…ああ、涼しい。
ここは天国だろうか。
「そんなわけないでしょ。ただのコンビニよ。」
理子が、アイスをくわえながら、ツッコミを入れる。
それにしても、涼しい。
さすがコンビニのイートイン。
クーラーがちょうどよく効いている。
「理子の家も、クーラー買ってないの?」
「あ~違う違う。家は、昨日ぶっ壊れたの。」
当然だ。
まさか、あの豪邸を持っているにもかかわらず、クーラーを買っていないなんて、それはさすがに考えにくい。
「ね、結希って、今日この後暇?」
「え?う、うん、まあ…。

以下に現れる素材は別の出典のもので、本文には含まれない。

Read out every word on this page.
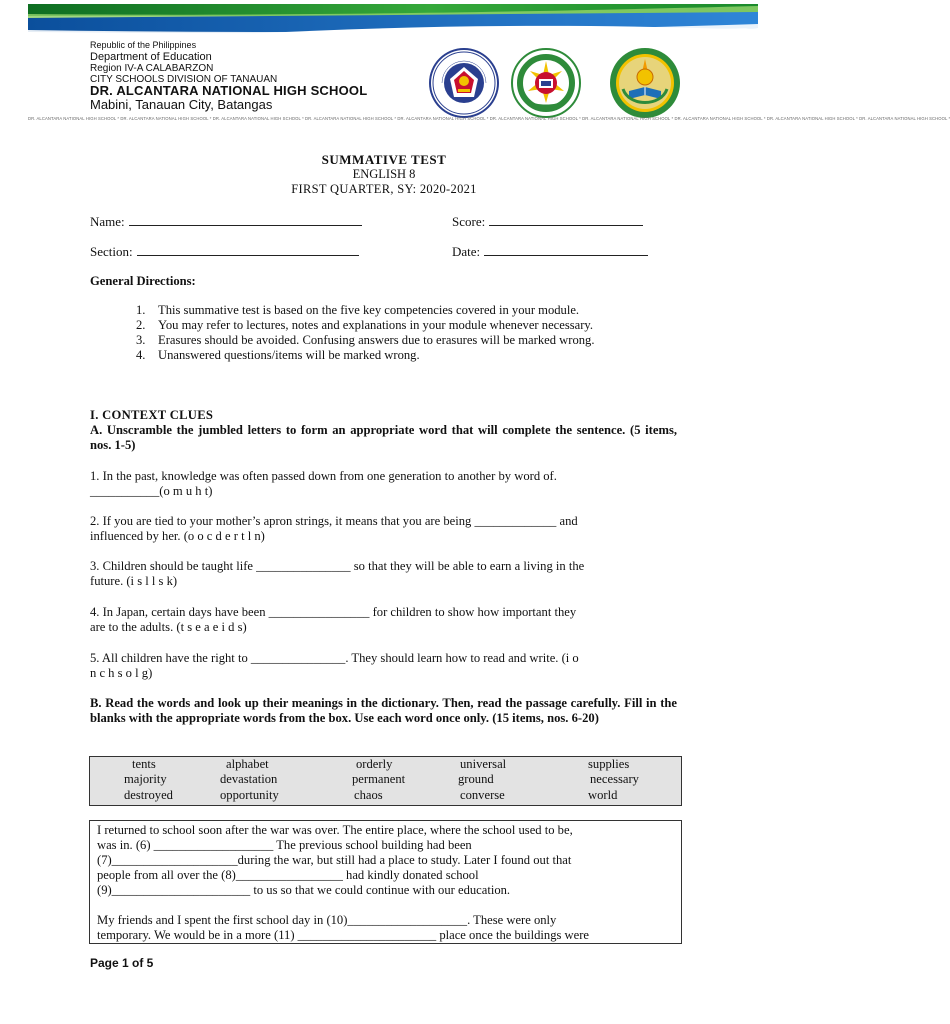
Republic of the Philippines
Department of Education
Region IV-A CALABARZON
CITY SCHOOLS DIVISION OF TANAUAN
DR. ALCANTARA NATIONAL HIGH SCHOOL
Mabini, Tanauan City, Batangas
DR. ALCANTARA NATIONAL HIGH SCHOOL * DR. ALCANTARA NATIONAL HIGH SCHOOL * DR. ALCANTARA NATIONAL HIGH SCHOOL * DR. ALCANTARA NATIONAL HIGH SCHOOL * DR. ALCANTARA NATIONAL HIGH SCHOOL * DR. ALCANTARA NATIONAL HIGH SCHOOL * DR. ALCANTARA NATIONAL HIGH SCHOOL * DR. ALCANTARA NATIONAL HIGH SCHOOL * DR. ALCANTARA NATIONAL HIGH SCHOOL * DR. ALCANTARA NATIONAL HIGH SCHOOL *
SUMMATIVE TEST
ENGLISH 8
FIRST QUARTER, SY: 2020-2021
Name:	Score:
Section:	Date:
General Directions:
1. This summative test is based on the five key competencies covered in your module.
2. You may refer to lectures, notes and explanations in your module whenever necessary.
3. Erasures should be avoided. Confusing answers due to erasures will be marked wrong.
4. Unanswered questions/items will be marked wrong.
I. CONTEXT CLUES
A. Unscramble the jumbled letters to form an appropriate word that will complete the sentence. (5 items, nos. 1-5)
1. In the past, knowledge was often passed down from one generation to another by word of.
___________(o m u h t)
2. If you are tied to your mother’s apron strings, it means that you are being _____________ and
influenced by her. (o o c d e r t l n)
3. Children should be taught life _______________ so that they will be able to earn a living in the
future. (i s l l s k)
4. In Japan, certain days have been ________________ for children to show how important they
are to the adults. (t s e a e i d s)
5. All children have the right to _______________. They should learn how to read and write. (i o
n c h s o l g)
B. Read the words and look up their meanings in the dictionary. Then, read the passage carefully. Fill in the blanks with the appropriate words from the box. Use each word once only. (15 items, nos. 6-20)
tents	alphabet	orderly	universal	supplies
majority	devastation	permanent	ground	necessary
destroyed	opportunity	chaos	converse	world
I returned to school soon after the war was over. The entire place, where the school used to be,
was in. (6) ___________________ The previous school building had been
(7)____________________during the war, but still had a place to study. Later I found out that
people from all over the (8)_________________ had kindly donated school
(9)______________________ to us so that we could continue with our education.
My friends and I spent the first school day in (10)___________________. These were only
temporary. We would be in a more (11) ______________________ place once the buildings were
Page 1 of 5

」
「じゃあさ、この後、暇つぶしにサークル行かない?」
そういえば、ここ1週間くらい、サークルには顔を出していない。
高井先輩との1件があって気まずいから、というわけではない。
なぜ、こんなにも暑い中、なぜわざわざ汗を流すようなことをしなくてはならないのか。
夏休みにバスケなんて、やりたくない。
とは言うものの、高井先輩のことも、心のどこかで気にしている。
あれから、高井先輩に拒絶されてから、1週間と少し。
今、高井先輩は、どうしているのだろう。
相変わらず、毎日体育館に通っているのだろうか。
新川先輩とは、どうしているのだろうか。
バスケサークルに行けば、それらすべてのことを確認できるのだろうか。
「…いいよ。行こっか、サークル。」
あの照りつける太陽の下に再び足を踏み出すのは、なかなか勇気がいる。
私は、重い足を引きずるようにして、コンビニを後にした。